- Directed by: Roger S. Omeus Jr.
- Written by: Roger S. Omeus Jr.
- Starring: RayMartell Moore J'Nara Corbin Derrick L. Briggs Eugene Turner Maurice Murrell Ron DeSuze
- Distributed by: TLA Releasing
- Release date: March 3, 2009;
- Running time: 115 minutes
- Country: United States
- Language: English

= Finding Me =

Finding Me is a 2009 drama film directed by Roger S. Omeus Jr. The film was released on March 3, 2009, and stars RayMartell Moore as Faybien Allen, a young gay man who must navigate through a series of complex relationships while dealing with everyday struggles.

==Plot==
Faybien Allen is a young gay man of Haitian descent living in Jersey City. Lacking direction in his life, Faybien constantly questions his aspirations as he is not quite sure who he is. Still living at home with his overbearing, homophobic father and grieving the loss of his mother, his self-esteem begins to sink as he works at a dead end job and misses an important job interview. Faybien finds love and support through his friends, Greg Marsh and Amera Jones. Greg, a free-spirited bisexual and an amazing sous chef, is Faybien's best friend. He serves as a voice of reason to Faybien, always telling it like it is through his self-confidence. Amera is an outspoken, aspiring singer with a big heart. She and Greg are polar opposites and bicker as if they were a married couple but both are always there for Faybien in time of need. When Faybien is overwhelmed by the temperament of his father, he finds himself staying with Greg on numerous occasions.

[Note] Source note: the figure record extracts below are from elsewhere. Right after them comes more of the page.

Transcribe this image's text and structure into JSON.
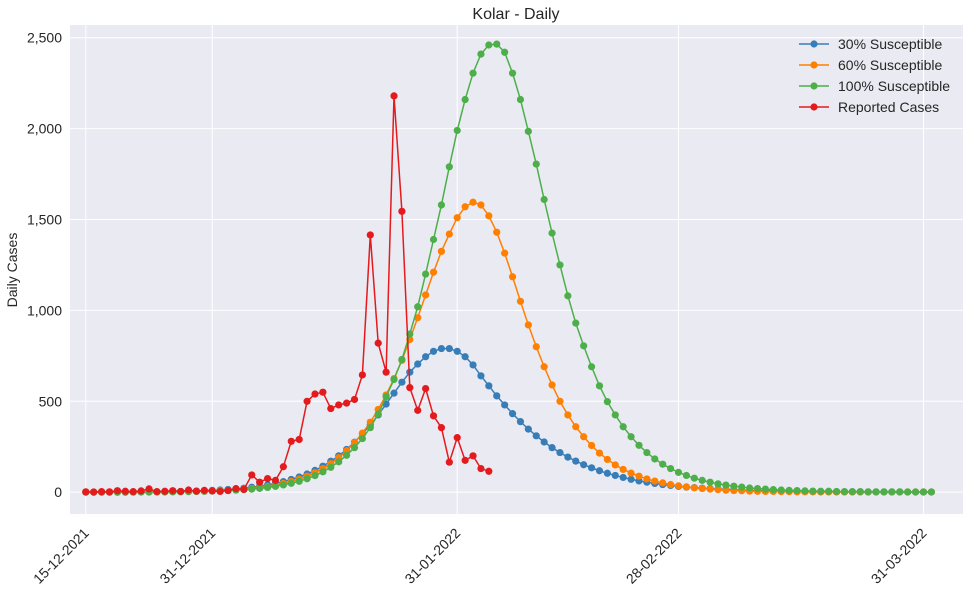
{
  "chart_data": {
    "type": "line",
    "title": "Kolar - Daily",
    "xlabel": "",
    "ylabel": "Daily Cases",
    "ylim": [
      -120,
      2570
    ],
    "x_range": [
      "2021-12-13",
      "2022-04-05"
    ],
    "y_ticks": [
      0,
      500,
      1000,
      1500,
      2000,
      2500
    ],
    "y_tick_labels": [
      "0",
      "500",
      "1,000",
      "1,500",
      "2,000",
      "2,500"
    ],
    "x_ticks": [
      "2021-12-15",
      "2021-12-31",
      "2022-01-31",
      "2022-02-28",
      "2022-03-31"
    ],
    "x_tick_labels": [
      "15-12-2021",
      "31-12-2021",
      "31-01-2022",
      "28-02-2022",
      "31-03-2022"
    ],
    "x_start": "2021-12-15",
    "grid": true,
    "legend_position": "top-right",
    "series": [
      {
        "name": "30% Susceptible",
        "color": "#377eb8",
        "values": [
          0,
          0,
          0,
          0,
          0,
          0,
          1,
          1,
          1,
          2,
          2,
          3,
          4,
          5,
          6,
          8,
          10,
          12,
          15,
          18,
          22,
          27,
          33,
          40,
          48,
          58,
          70,
          84,
          100,
          120,
          143,
          170,
          200,
          235,
          275,
          320,
          370,
          425,
          485,
          545,
          605,
          660,
          705,
          745,
          775,
          790,
          790,
          775,
          745,
          700,
          640,
          585,
          530,
          480,
          432,
          388,
          347,
          310,
          276,
          245,
          218,
          193,
          171,
          151,
          134,
          118,
          104,
          92,
          81,
          71,
          62,
          55,
          48,
          42,
          37,
          32,
          28,
          25,
          22,
          19,
          17,
          15,
          13,
          11,
          10,
          9,
          8,
          7,
          6,
          5,
          4,
          4,
          3,
          3,
          3,
          2,
          2,
          2,
          2,
          1,
          1,
          1,
          1,
          1,
          1,
          1,
          1,
          1
        ]
      },
      {
        "name": "60% Susceptible",
        "color": "#ff7f00",
        "values": [
          0,
          0,
          0,
          0,
          0,
          0,
          1,
          1,
          1,
          1,
          2,
          2,
          3,
          3,
          4,
          5,
          7,
          8,
          10,
          13,
          16,
          20,
          25,
          31,
          39,
          48,
          59,
          72,
          88,
          107,
          130,
          157,
          190,
          228,
          273,
          325,
          385,
          455,
          535,
          625,
          725,
          840,
          960,
          1085,
          1210,
          1325,
          1420,
          1510,
          1570,
          1595,
          1580,
          1520,
          1430,
          1315,
          1185,
          1050,
          920,
          800,
          690,
          590,
          500,
          425,
          360,
          305,
          257,
          215,
          180,
          150,
          125,
          105,
          88,
          73,
          61,
          51,
          42,
          35,
          29,
          24,
          20,
          17,
          14,
          11,
          9,
          8,
          6,
          5,
          4,
          4,
          3,
          3,
          2,
          2,
          2,
          1,
          1,
          1,
          1,
          1,
          1,
          1,
          1,
          1,
          1,
          1,
          1,
          1,
          1,
          1
        ]
      },
      {
        "name": "100% Susceptible",
        "color": "#4daf4a",
        "values": [
          0,
          0,
          0,
          0,
          0,
          0,
          0,
          1,
          1,
          1,
          1,
          2,
          2,
          3,
          4,
          5,
          6,
          7,
          9,
          11,
          14,
          17,
          21,
          26,
          32,
          40,
          49,
          60,
          74,
          91,
          112,
          137,
          167,
          203,
          245,
          295,
          355,
          430,
          525,
          620,
          730,
          870,
          1020,
          1200,
          1390,
          1580,
          1790,
          1990,
          2160,
          2305,
          2410,
          2460,
          2465,
          2420,
          2305,
          2160,
          1985,
          1805,
          1610,
          1425,
          1250,
          1080,
          930,
          805,
          690,
          585,
          498,
          425,
          360,
          305,
          258,
          218,
          183,
          154,
          130,
          109,
          92,
          77,
          65,
          55,
          46,
          39,
          33,
          28,
          23,
          20,
          17,
          14,
          12,
          10,
          9,
          7,
          6,
          5,
          5,
          4,
          3,
          3,
          3,
          2,
          2,
          2,
          2,
          2,
          1,
          1,
          1,
          1
        ]
      },
      {
        "name": "Reported Cases",
        "color": "#e41a1c",
        "values": [
          2,
          1,
          3,
          2,
          8,
          5,
          3,
          7,
          18,
          3,
          5,
          8,
          4,
          12,
          6,
          10,
          7,
          4,
          9,
          20,
          15,
          95,
          55,
          75,
          65,
          140,
          280,
          290,
          500,
          540,
          550,
          460,
          480,
          490,
          510,
          645,
          1415,
          820,
          660,
          2180,
          1545,
          575,
          450,
          570,
          420,
          355,
          165,
          300,
          175,
          200,
          130,
          115
        ]
      }
    ]
  }
}
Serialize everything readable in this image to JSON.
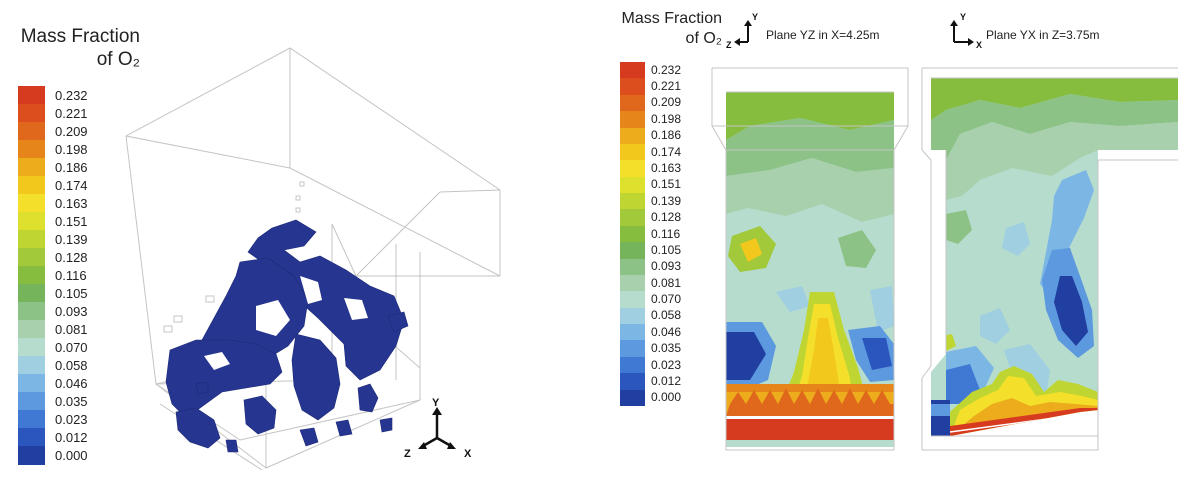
{
  "legend_title": {
    "line1": "Mass Fraction",
    "line2": "of O₂"
  },
  "colorbar": {
    "ticks": [
      "0.232",
      "0.221",
      "0.209",
      "0.198",
      "0.186",
      "0.174",
      "0.163",
      "0.151",
      "0.139",
      "0.128",
      "0.116",
      "0.105",
      "0.093",
      "0.081",
      "0.070",
      "0.058",
      "0.046",
      "0.035",
      "0.023",
      "0.012",
      "0.000"
    ],
    "colors": [
      "#d63a1f",
      "#dc4e1e",
      "#e0681c",
      "#e6861a",
      "#ecac1c",
      "#f2c81c",
      "#f4e02a",
      "#dde12e",
      "#bfd532",
      "#a2c93a",
      "#86bd3e",
      "#75b45a",
      "#8cc286",
      "#a8d0ad",
      "#b6dccd",
      "#9fcfe1",
      "#7cb6e4",
      "#5c99de",
      "#3f79d3",
      "#2a56bd",
      "#213ea1"
    ]
  },
  "axes_3d": {
    "y": "Y",
    "z": "Z",
    "x": "X"
  },
  "plane_labels": {
    "yz": "Plane YZ in X=4.25m",
    "yx": "Plane YX in Z=3.75m"
  },
  "plane_axes": {
    "yz": {
      "y": "Y",
      "z": "Z"
    },
    "yx": {
      "y": "Y",
      "x": "X"
    }
  }
}
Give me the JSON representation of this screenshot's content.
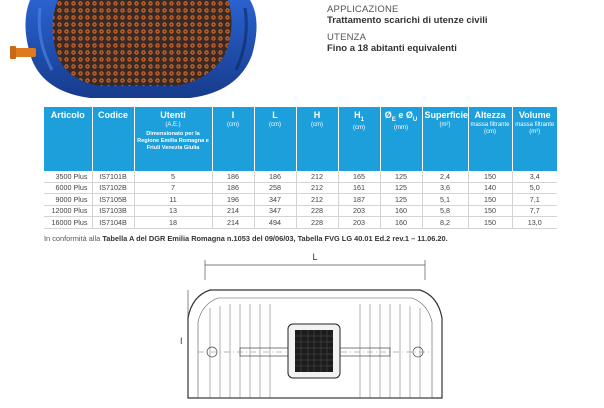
{
  "info": {
    "application_label": "APPLICAZIONE",
    "application_value": "Trattamento scarichi di utenze civili",
    "usage_label": "UTENZA",
    "usage_value": "Fino a 18 abitanti equivalenti"
  },
  "table": {
    "headers": [
      {
        "title": "Articolo",
        "sub": ""
      },
      {
        "title": "Codice",
        "sub": ""
      },
      {
        "title": "Utenti",
        "sub": "(A.E.)",
        "note": "Dimensionato per la Regione Emilia Romagna e Friuli Venezia Giulia"
      },
      {
        "title": "I",
        "sub": "(cm)"
      },
      {
        "title": "L",
        "sub": "(cm)"
      },
      {
        "title": "H",
        "sub": "(cm)"
      },
      {
        "title": "H",
        "title_sub": "1",
        "sub": "(cm)"
      },
      {
        "title": "Ø",
        "title_sub": "E",
        "title_mid": " e Ø",
        "title_sub2": "U",
        "sub": "(mm)"
      },
      {
        "title": "Superficie",
        "sub": "(m²)"
      },
      {
        "title": "Altezza",
        "sub": "massa filtrante (cm)"
      },
      {
        "title": "Volume",
        "sub": "massa filtrante (m³)"
      }
    ],
    "rows": [
      [
        "3500 Plus",
        "IS7101B",
        "5",
        "186",
        "186",
        "212",
        "165",
        "125",
        "2,4",
        "150",
        "3,4"
      ],
      [
        "6000 Plus",
        "IS7102B",
        "7",
        "186",
        "258",
        "212",
        "161",
        "125",
        "3,6",
        "140",
        "5,0"
      ],
      [
        "9000 Plus",
        "IS7105B",
        "11",
        "196",
        "347",
        "212",
        "187",
        "125",
        "5,1",
        "150",
        "7,1"
      ],
      [
        "12000 Plus",
        "IS7103B",
        "13",
        "214",
        "347",
        "228",
        "203",
        "160",
        "5,8",
        "150",
        "7,7"
      ],
      [
        "16000 Plus",
        "IS7104B",
        "18",
        "214",
        "494",
        "228",
        "203",
        "160",
        "8,2",
        "150",
        "13,0"
      ]
    ]
  },
  "note": {
    "prefix": "In conformità alla ",
    "bold": "Tabella A del DGR Emilia Romagna n.1053 del 09/06/03, Tabella FVG LG 40.01 Ed.2 rev.1 – 11.06.20."
  },
  "drawing": {
    "dim_length": "L",
    "dim_width": "I"
  },
  "colors": {
    "header_bg": "#1d9fdc",
    "tank_blue": "#1f4fb0",
    "outlet_orange": "#e07a1f"
  }
}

Adding fuel to the trio's mix, Greg introduces Faybien and Amera to his new roommate, Jay Timber. Jay comes off as a man of mystery at first with his warm personality but his shady past becomes present when he solicits sex in the apartment behind his roommate's back. Jay delights in causing extreme amounts of trouble and is a self-declared "bitch".

Amidst his self-loathing and desperation, Faybien has a chance encounter with Lonnie Wilson, a young political activist and businessman. Unlike Faybien, Lonnie is openly gay and confident. He shows a strong interest in pursuing Faybien. Faybien's insecurities hinder him from wanting to establish a mutual connection with Lonnie. Lonnie continues to make several attempts at helping Faybien to overcome his fears in accepting the man that he knows he can be.

Over time, Faybien does his best to smooth his relationship with his father while simultaneously entering into a relationship with flirty Lonnie. But Faybien ultimately decides that his sure of what he wants, ending their budding relationship.

==Cast==
- RayMartell Moore as Faybien Allen
- Derrick L. Briggs as Lonnie Wilson
- J'Nara Corbin as Amera Jones
- Eugene E. Turner as Greg Marsh
- Maurice Murrell as Jaylen 'Jay' Timber
- Ron DeSuze as Faybien's father

==Production==
Omeus was inspired to create the film and its followups after viewing gay-themed media such as Noah’s Arc and Punks. He also found inspiration from other media such as Degrassi High, as he felt that the series was not as Americanized as other television series. The movie was filmed on a limited budget, which Omeus found to be a challenge because it necessitated that he perform in roles other than the director and also limited filming to weekends. While filming Omeus tried to capture the "core that the black community seems to have against homosexuality", which he described as "unnerving" and "frightening".

==Other media==
The film has had several continuations. In 2011 Omeus released Finding Me: Truth, a sequel to the original film. The movie continues to follow Faybien, who has since left his dead end job at the mall, while his friends Amera and Greg have experienced changes in their lives as well.

The following year Omeus began a webseries entitled Finding Me: The Series, which also features the characters of Faybien and Greg. Actress J'Nara Corbin, who starred as Amera in the films, did not return for her role in the webseries. Omeus pitched the series to Logo TV and BET, but did not receive a reply.